Figure 4.. Rhein increased gene expression of caspase-9 and -3 in SGC-7901 cells in a dose-dependent manner. SGC-7901 cells were treated with rhein (0, 100, 200, or 300 µM) for 48 h. The expression of mRNAs was analyzed by real-time quantitative PCR and normalized by GAPDH expression. ^*P < 0.05 versus control group (0 µM) (two-way ANOVA followed by the Tukey post hoc test).

Figure 5.. Rhein decreased the expression of Bcl-2, Bcl-xL and pro-caspase-3 but increased the expression of the pro-apoptotic protein Bax in SGC-7901 cells. SGC-7901 cells were treated with rhein (0, 100, 200, or 300 µM) for 48 h and the expression of proteins in treated cells was determined by Western blot analysis. A, Rhein-induced changes in Bcl-2 and Bax expression and Bax:Bcl-2 ratio. B, Rhein decreased Bcl-xL. C, Rhein decreased pro-caspase-3. Data are reported as the means ± SEM of at least three experiments. ^*P < 0.05 versus control group (0 µM) (two-way ANOVA followed by the Tukey post hoc test).
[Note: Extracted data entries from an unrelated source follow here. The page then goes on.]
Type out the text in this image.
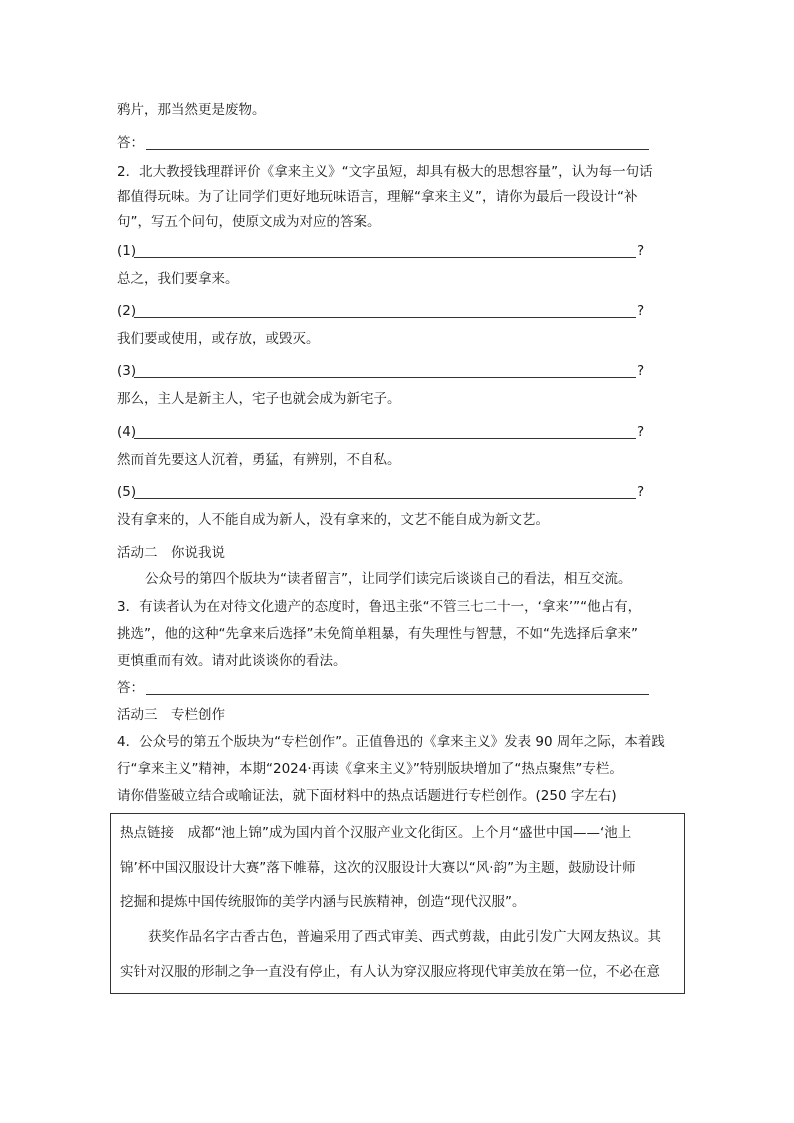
鸦片，那当然更是废物。
答：
2．北大教授钱理群评价《拿来主义》“文字虽短，却具有极大的思想容量”，认为每一句话
都值得玩味。为了让同学们更好地玩味语言，理解“拿来主义”，请你为最后一段设计“补
句”，写五个问句，使原文成为对应的答案。
(1)	?
总之，我们要拿来。
(2)	?
我们要或使用，或存放，或毁灭。
(3)	?
那么，主人是新主人，宅子也就会成为新宅子。
(4)	?
然而首先要这人沉着，勇猛，有辨别，不自私。
(5)	?
没有拿来的，人不能自成为新人，没有拿来的，文艺不能自成为新文艺。
活动二　你说我说
公众号的第四个版块为“读者留言”，让同学们读完后谈谈自己的看法，相互交流。
3．有读者认为在对待文化遗产的态度时，鲁迅主张“不管三七二十一，‘拿来’”“他占有，
挑选”，他的这种“先拿来后选择”未免简单粗暴，有失理性与智慧，不如“先选择后拿来”
更慎重而有效。请对此谈谈你的看法。
答：
活动三　专栏创作
4．公众号的第五个版块为“专栏创作”。正值鲁迅的《拿来主义》发表 90 周年之际，本着践
行“拿来主义”精神，本期“2024·再读《拿来主义》”特别版块增加了“热点聚焦”专栏。
请你借鉴破立结合或喻证法，就下面材料中的热点话题进行专栏创作。(250 字左右)
热点链接　成都“池上锦”成为国内首个汉服产业文化街区。上个月“盛世中国——‘池上
锦’杯中国汉服设计大赛”落下帷幕，这次的汉服设计大赛以“风·韵”为主题，鼓励设计师
挖掘和提炼中国传统服饰的美学内涵与民族精神，创造“现代汉服”。
获奖作品名字古香古色，普遍采用了西式审美、西式剪裁，由此引发广大网友热议。其
实针对汉服的形制之争一直没有停止，有人认为穿汉服应将现代审美放在第一位，不必在意
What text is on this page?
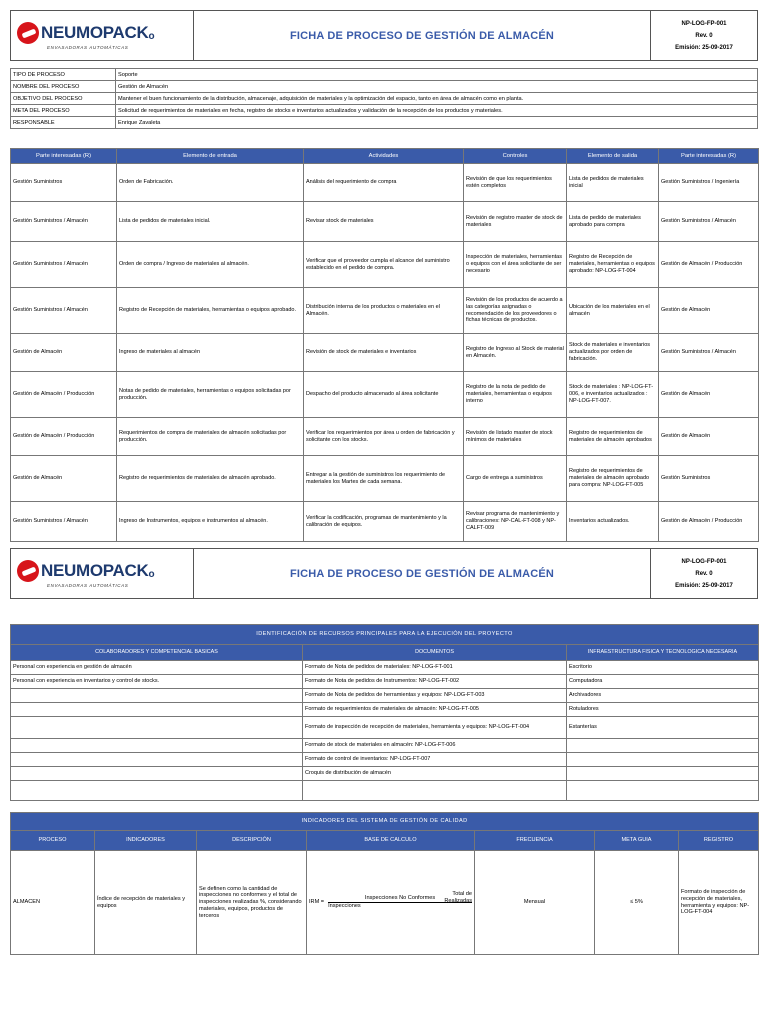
NEUMOPACKo
ENVASADORAS AUTOMÁTICAS
	FICHA DE PROCESO DE GESTIÓN DE ALMACÉN	
NP-LOG-FP-001
Rev. 0
Emisión: 25-09-2017
TIPO DE PROCESO	Soporte
NOMBRE DEL PROCESO	Gestión de Almacén
OBJETIVO DEL PROCESO	Mantener el buen funcionamiento de la distribución, almacenaje, adquisición de materiales y la optimización del espacio, tanto en área de almacén como en planta.
META DEL PROCESO	Solicitud de requerimientos de materiales en fecha, registro de stocks e inventarios actualizados y validación de la recepción de los productos y materiales.
RESPONSABLE	Enrique Zavaleta
Parte interesadas (R)	Elemento de entrada	Actividades	Controles	Elemento de salida	Parte interesadas (R)
Gestión Suministros	Orden de Fabricación.	Análisis del requerimiento de compra	Revisión de que los requerimientos estén completos	Lista de pedidos de materiales inicial	Gestión Suministros / Ingeniería
Gestión Suministros / Almacén	Lista de pedidos de materiales inicial.	Revisar stock de materiales	Revisión de registro master de stock de materiales	Lista de pedido de materiales aprobado para compra	Gestión Suministros / Almacén
Gestión Suministros / Almacén	Orden de compra / Ingreso de materiales al almacén.	Verificar que el proveedor cumpla el alcance del suministro establecido en el pedido de compra.	Inspección de materiales, herramientas o equipos con el área solicitante de ser necesario	Registro de Recepción de materiales, herramientas o equipos aprobado: NP-LOG-FT-004	Gestión de Almacén / Producción
Gestión Suministros / Almacén	Registro de Recepción de materiales, herramientas o equipos aprobado.	Distribución interna de los productos o materiales en el Almacén.	Revisión de los productos de acuerdo a las categorías asignadas o recomendación de los proveedores o fichas técnicas de productos.	Ubicación de los materiales en el almacén	Gestión de Almacén
Gestión de Almacén	Ingreso de materiales al almacén	Revisión de stock de materiales e inventarios	Registro de Ingreso al Stock de material en Almacén.	Stock de materiales e inventarios actualizados por orden de fabricación.	Gestión Suministros / Almacén
Gestión de Almacén / Producción	Notas de pedido de materiales, herramientas o equipos solicitadas por producción.	Despacho del producto almacenado al área solicitante	Registro de la nota de pedido de materiales, herramientas o equipos interno	Stock de materiales : NP-LOG-FT-006, e inventarios actualizados : NP-LOG-FT-007.	Gestión de Almacén
Gestión de Almacén / Producción	Requerimientos de compra de materiales de almacén solicitadas por producción.	Verificar los requerimientos por área u orden de fabricación y solicitante con los stocks.	Revisión de listado master de stock mínimos de materiales	Registro de requerimientos de materiales de almacén aprobados	Gestión de Almacén
Gestión de Almacén	Registro de requerimientos de materiales de almacén aprobado.	Entregar a la gestión de suministros los requerimiento de materiales los Martes de cada semana.	Cargo de entrega a suministros	Registro de requerimientos de materiales de almacén aprobado para compra: NP-LOG-FT-005	Gestión Suministros
Gestión Suministros / Almacén	Ingreso de Instrumentos, equipos e instrumentos al almacén.	Verificar la codificación, programas de mantenimiento y la calibración de equipos.	Revisar programa de mantenimiento y calibraciones: NP-CAL-FT-008 y NP-CALFT-009	Inventarios actualizados.	Gestión de Almacén / Producción
NEUMOPACKo
ENVASADORAS AUTOMÁTICAS
	FICHA DE PROCESO DE GESTIÓN DE ALMACÉN	
NP-LOG-FP-001
Rev. 0
Emisión: 25-09-2017
IDENTIFICACIÓN DE RECURSOS PRINCIPALES PARA LA EJECUCIÓN DEL PROYECTO		
COLABORADORES Y COMPETENCIAL BASICAS	DOCUMENTOS	INFRAESTRUCTURA FISICA Y TECNOLOGICA NECESARIA
Personal con experiencia en gestión de almacén	Formato de Nota de pedidos de materiales: NP-LOG-FT-001	Escritorio
Personal con experiencia en inventarios y control de stocks.	Formato de Nota de pedidos de Instrumentos: NP-LOG-FT-002	Computadora
	Formato de Nota de pedidos de herramientas y equipos: NP-LOG-FT-003	Archivadores
	Formato de requerimientos de materiales de almacén: NP-LOG-FT-005	Rotuladores
	Formato de inspección de recepción de materiales, herramienta y equipos: NP-LOG-FT-004	Estanterías
	Formato de stock de materiales en almacén: NP-LOG-FT-006	
	Formato de control de inventarios: NP-LOG-FT-007	
	Croquis de distribución de almacén	

INDICADORES DEL SISTEMA DE GESTIÓN DE CALIDAD						
PROCESO	INDICADORES	DESCRIPCIÓN	BASE DE CALCULO	FRECUENCIA	META GUIA	REGISTRO
ALMACEN	Índice de recepción de materiales y equipos	Se definen como la cantidad de inspecciones no conformes y el total de inspecciones realizadas %, considerando materiales, equipos, productos de terceros	IRM = Inspecciones No Conformes
Inspecciones
Total de
Realizadas	Mensual	≤ 5%	Formato de inspección de recepción de materiales, herramienta y equipos: NP-LOG-FT-004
Figure 6.. Treatment with rhein increased the expression of cytochrome c and Apaf-1 in SGC-7901 cells. SGC-7901 cells were treated with rhein (0, 100, 200, or 300 µM) for 48 h and protein levels of cytochrome c (A) and Apaf-1 (B) were determined by Western blot. Data are reported as the means ± SEM of at least three experiments. ^*P < 0.05 versus control group (0 µM) (one-way ANOVA followed by the Tukey post hoc test).